Муж расхохотался, сотрясаясь всем телом. Пижама засмеялась вместе с ним и пошла клетчатыми складками.
— Львы и медведи тебя не страшат, а муравьев ты, значит, боишься?
— Ну да.
— Что, и червяков тоже?
— Да. А больше всего пауков.
Понимая, что после такого будоражащего сновидения мне еще долго будет не уснуть, я решила рассказать мужу историю о пауке.
По соседству с нами жил мальчик по имени Хорст, мы с ним дружили. В отличие от других ребят, от Хорста всегда приятно пахло, правда, я не могла разобрать, чем именно.
— За вокзалом есть фруктовый сад. Пойдем туда воровать яблоки?

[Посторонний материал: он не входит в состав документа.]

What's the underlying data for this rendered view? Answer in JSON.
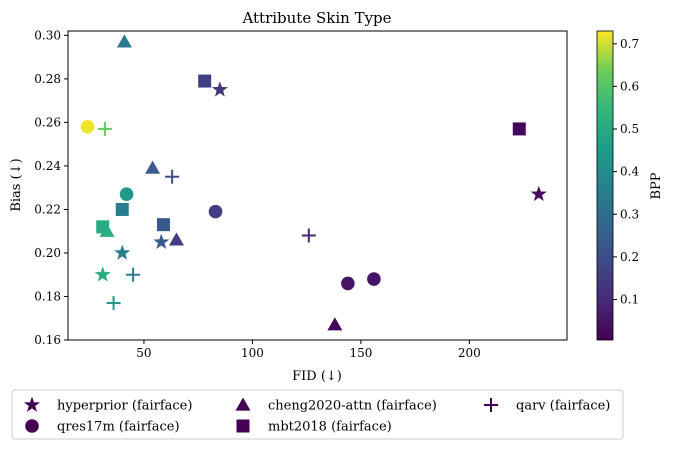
{
  "chart_data": {
    "type": "scatter",
    "title": "Attribute Skin Type",
    "xlabel": "FID (↓)",
    "ylabel": "Bias (↓)",
    "xlim": [
      15,
      245
    ],
    "ylim": [
      0.16,
      0.302
    ],
    "xticks": [
      50,
      100,
      150,
      200
    ],
    "yticks": [
      0.16,
      0.18,
      0.2,
      0.22,
      0.24,
      0.26,
      0.28,
      0.3
    ],
    "xtick_labels": [
      "50",
      "100",
      "150",
      "200"
    ],
    "ytick_labels": [
      "0.16",
      "0.18",
      "0.20",
      "0.22",
      "0.24",
      "0.26",
      "0.28",
      "0.30"
    ],
    "grid": false,
    "colorbar": {
      "label": "BPP",
      "colormap": "viridis",
      "range": [
        0.005,
        0.73
      ],
      "ticks": [
        0.1,
        0.2,
        0.3,
        0.4,
        0.5,
        0.6,
        0.7
      ],
      "tick_labels": [
        "0.1",
        "0.2",
        "0.3",
        "0.4",
        "0.5",
        "0.6",
        "0.7"
      ]
    },
    "legend": {
      "placement": "bottom",
      "columns": 3
    },
    "series": [
      {
        "name": "hyperprior (fairface)",
        "marker": "star",
        "points": [
          {
            "x": 85,
            "y": 0.275,
            "bpp": 0.13
          },
          {
            "x": 232,
            "y": 0.227,
            "bpp": 0.03
          },
          {
            "x": 58,
            "y": 0.205,
            "bpp": 0.24
          },
          {
            "x": 40,
            "y": 0.2,
            "bpp": 0.36
          },
          {
            "x": 31,
            "y": 0.19,
            "bpp": 0.51
          }
        ]
      },
      {
        "name": "qres17m (fairface)",
        "marker": "circle",
        "points": [
          {
            "x": 24,
            "y": 0.258,
            "bpp": 0.72
          },
          {
            "x": 42,
            "y": 0.227,
            "bpp": 0.44
          },
          {
            "x": 83,
            "y": 0.219,
            "bpp": 0.15
          },
          {
            "x": 144,
            "y": 0.186,
            "bpp": 0.05
          },
          {
            "x": 156,
            "y": 0.188,
            "bpp": 0.05
          }
        ]
      },
      {
        "name": "cheng2020-attn (fairface)",
        "marker": "triangle",
        "points": [
          {
            "x": 41,
            "y": 0.297,
            "bpp": 0.34
          },
          {
            "x": 54,
            "y": 0.239,
            "bpp": 0.24
          },
          {
            "x": 33,
            "y": 0.21,
            "bpp": 0.52
          },
          {
            "x": 65,
            "y": 0.206,
            "bpp": 0.15
          },
          {
            "x": 138,
            "y": 0.167,
            "bpp": 0.02
          }
        ]
      },
      {
        "name": "mbt2018 (fairface)",
        "marker": "square",
        "points": [
          {
            "x": 78,
            "y": 0.279,
            "bpp": 0.16
          },
          {
            "x": 223,
            "y": 0.257,
            "bpp": 0.02
          },
          {
            "x": 59,
            "y": 0.213,
            "bpp": 0.23
          },
          {
            "x": 40,
            "y": 0.22,
            "bpp": 0.35
          },
          {
            "x": 31,
            "y": 0.212,
            "bpp": 0.5
          }
        ]
      },
      {
        "name": "qarv (fairface)",
        "marker": "plus",
        "points": [
          {
            "x": 32,
            "y": 0.257,
            "bpp": 0.62
          },
          {
            "x": 63,
            "y": 0.235,
            "bpp": 0.21
          },
          {
            "x": 126,
            "y": 0.208,
            "bpp": 0.09
          },
          {
            "x": 45,
            "y": 0.19,
            "bpp": 0.36
          },
          {
            "x": 36,
            "y": 0.177,
            "bpp": 0.44
          }
        ]
      }
    ]
  }
}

Мне было все равно, лжет он или нет, но идея мне понравилась, и я согласилась. В названном месте и впрямь располагался фруктовый сад, в котором зрели сотни кроваво-красных яблок. Ветви яблонь сплетались, образуя подобие купола, края которого свисали достаточно низко, словно были созданы специально для наших вороватых ручонок. Когда я поднялась на носки и попыталась со-рвать блестящее красное яблоко, прямо перед моими глазами возник паук на своем сетчатом лифте. Рисунок на его спинке выглядел как искривленное гримасой лицо. Это лицо открыло рот и зашлось в крике, да таком громком, что я подумала: «Сейчас оглохну!» Несколько секунд спустя до меня дошло, что кричал вовсе не паук, а я сама! Хозяин услышал вопль, примчался в сад и нашел там меня — девочку, которая лежала на земле без сознания. Он привел меня в чувство, а потом проводил домой, не упрекнув ни словом.